The Martyrdom of Hypatia (or The Death of the Classical World), by Mangasar Magurditch Mangasarian. A speech given before the Independent Religious Society at the Majestic Theater in Chicago. (Traducción de Adriano Vágulo.)

Adriano llevaba años midiéndose las fuerzas literarias, a ver si le crecían lo suficiente como para embarcarse en semejante tema, tan enramado, tan propenso al odio o a su expresión más brutal por parte del escritor, tan rico en posibles meditaciones sobre la condición de la mujer y su bestial rebaja por acción de la misoginia cristiana, tan fácil de convertir, además, en una apasionada crónica de amor con las irisaciones de color corazón imprescindibles en casi todo libro que busque vender más de 1.200 ejemplares. Pero… Una amiga suya se lo dijo una tarde : «A ti lo que te pasa es que tienes una sobredosis de Ihintza van Leuven». Era cierto. Le regaló a Ihintza toda la bibliografía y todas las referencias sobre Hipacia que tanto esfuerzo le había costado reunir. Le regaló el tema. Le confirmó, incluso, que seguiría ayudándola, que también apoyaría desde muy cerca la redacción de su segunda novela.

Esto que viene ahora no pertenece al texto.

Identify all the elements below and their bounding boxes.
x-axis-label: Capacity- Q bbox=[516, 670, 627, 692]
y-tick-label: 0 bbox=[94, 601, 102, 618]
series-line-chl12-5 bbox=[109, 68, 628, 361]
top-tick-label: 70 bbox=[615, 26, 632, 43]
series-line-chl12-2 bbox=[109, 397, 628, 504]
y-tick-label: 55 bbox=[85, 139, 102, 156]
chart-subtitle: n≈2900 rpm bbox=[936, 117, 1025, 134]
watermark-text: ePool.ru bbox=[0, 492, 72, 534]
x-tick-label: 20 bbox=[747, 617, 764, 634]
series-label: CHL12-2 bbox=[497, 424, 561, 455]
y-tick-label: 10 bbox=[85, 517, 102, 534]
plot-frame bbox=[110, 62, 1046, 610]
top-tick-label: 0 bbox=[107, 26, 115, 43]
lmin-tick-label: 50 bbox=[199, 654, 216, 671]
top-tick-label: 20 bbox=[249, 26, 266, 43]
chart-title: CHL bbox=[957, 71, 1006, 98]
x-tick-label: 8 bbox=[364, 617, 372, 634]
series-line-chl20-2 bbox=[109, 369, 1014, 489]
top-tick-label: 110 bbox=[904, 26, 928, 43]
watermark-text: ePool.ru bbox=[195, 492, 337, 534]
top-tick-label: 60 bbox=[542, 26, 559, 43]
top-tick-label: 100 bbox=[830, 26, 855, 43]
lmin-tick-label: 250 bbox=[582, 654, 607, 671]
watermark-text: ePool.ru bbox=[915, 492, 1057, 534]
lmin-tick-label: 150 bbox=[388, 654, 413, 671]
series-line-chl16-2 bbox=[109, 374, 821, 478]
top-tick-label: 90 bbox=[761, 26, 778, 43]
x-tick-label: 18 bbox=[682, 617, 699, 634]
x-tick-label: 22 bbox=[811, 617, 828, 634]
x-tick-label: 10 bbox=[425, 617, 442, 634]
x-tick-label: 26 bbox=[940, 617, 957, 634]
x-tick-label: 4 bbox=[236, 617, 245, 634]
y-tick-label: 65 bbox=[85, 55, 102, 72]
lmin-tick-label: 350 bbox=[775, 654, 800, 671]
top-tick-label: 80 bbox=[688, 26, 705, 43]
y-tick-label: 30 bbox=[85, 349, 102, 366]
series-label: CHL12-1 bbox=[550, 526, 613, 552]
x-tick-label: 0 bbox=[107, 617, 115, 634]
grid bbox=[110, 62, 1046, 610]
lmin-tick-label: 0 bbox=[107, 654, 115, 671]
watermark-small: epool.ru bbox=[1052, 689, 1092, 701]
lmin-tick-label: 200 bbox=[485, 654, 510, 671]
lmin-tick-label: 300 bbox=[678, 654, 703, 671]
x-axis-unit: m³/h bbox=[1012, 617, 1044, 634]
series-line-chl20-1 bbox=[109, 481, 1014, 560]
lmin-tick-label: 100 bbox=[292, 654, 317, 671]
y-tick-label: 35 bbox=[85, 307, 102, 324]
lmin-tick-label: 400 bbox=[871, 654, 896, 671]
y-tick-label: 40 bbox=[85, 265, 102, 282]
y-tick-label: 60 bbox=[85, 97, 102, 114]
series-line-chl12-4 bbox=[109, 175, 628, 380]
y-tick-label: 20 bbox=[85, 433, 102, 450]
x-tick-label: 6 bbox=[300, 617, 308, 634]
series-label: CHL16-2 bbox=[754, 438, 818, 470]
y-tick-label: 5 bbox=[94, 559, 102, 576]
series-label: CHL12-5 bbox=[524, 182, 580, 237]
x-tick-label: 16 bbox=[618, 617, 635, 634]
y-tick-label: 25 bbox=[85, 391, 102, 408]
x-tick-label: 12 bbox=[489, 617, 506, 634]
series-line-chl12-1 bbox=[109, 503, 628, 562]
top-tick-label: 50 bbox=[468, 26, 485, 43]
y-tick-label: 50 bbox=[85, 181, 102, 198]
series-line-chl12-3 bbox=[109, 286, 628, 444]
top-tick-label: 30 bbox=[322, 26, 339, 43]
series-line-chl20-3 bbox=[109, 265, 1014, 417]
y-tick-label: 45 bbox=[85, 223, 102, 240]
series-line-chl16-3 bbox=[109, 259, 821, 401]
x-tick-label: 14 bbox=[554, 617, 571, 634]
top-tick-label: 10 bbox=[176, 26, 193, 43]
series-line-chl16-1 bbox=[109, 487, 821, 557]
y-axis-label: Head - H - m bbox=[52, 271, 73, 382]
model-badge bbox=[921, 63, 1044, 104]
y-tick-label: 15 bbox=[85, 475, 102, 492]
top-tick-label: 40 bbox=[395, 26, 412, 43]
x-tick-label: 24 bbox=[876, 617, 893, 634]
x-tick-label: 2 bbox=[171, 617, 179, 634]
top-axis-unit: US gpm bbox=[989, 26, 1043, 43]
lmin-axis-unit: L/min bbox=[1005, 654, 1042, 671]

Ella aceptó con su habitual encanto, expresando el más sincero y casi lacrimoso agradecimiento, con el blanco de los ojos enrojecido de emoción y el amarillo mágico del iris más flamígero y más denso que nunca antes…»

Lo dicho: un personaje con el que no habría podido, con el que nadie ha podido hasta ahora, que yo sepa. Tampoco Amenábar, con esa Hipacia monjuna y casta que ha considerado imprescindible para justificar su defensa de la ciencia. La idea es de una necedad casi eclesiástica: vine a decirnos que si nos echamos al sexo ya no seremos hombres racionales y científicos, sino brutos religiosos colgados del pecado original. Venga allá, señor mío.

*Escribo Hipacia, y no Hypatia, como hace Amenábar, porque así se ha transliterado siempre al español su nombre (véase, por ejemplo, Octavio Paz).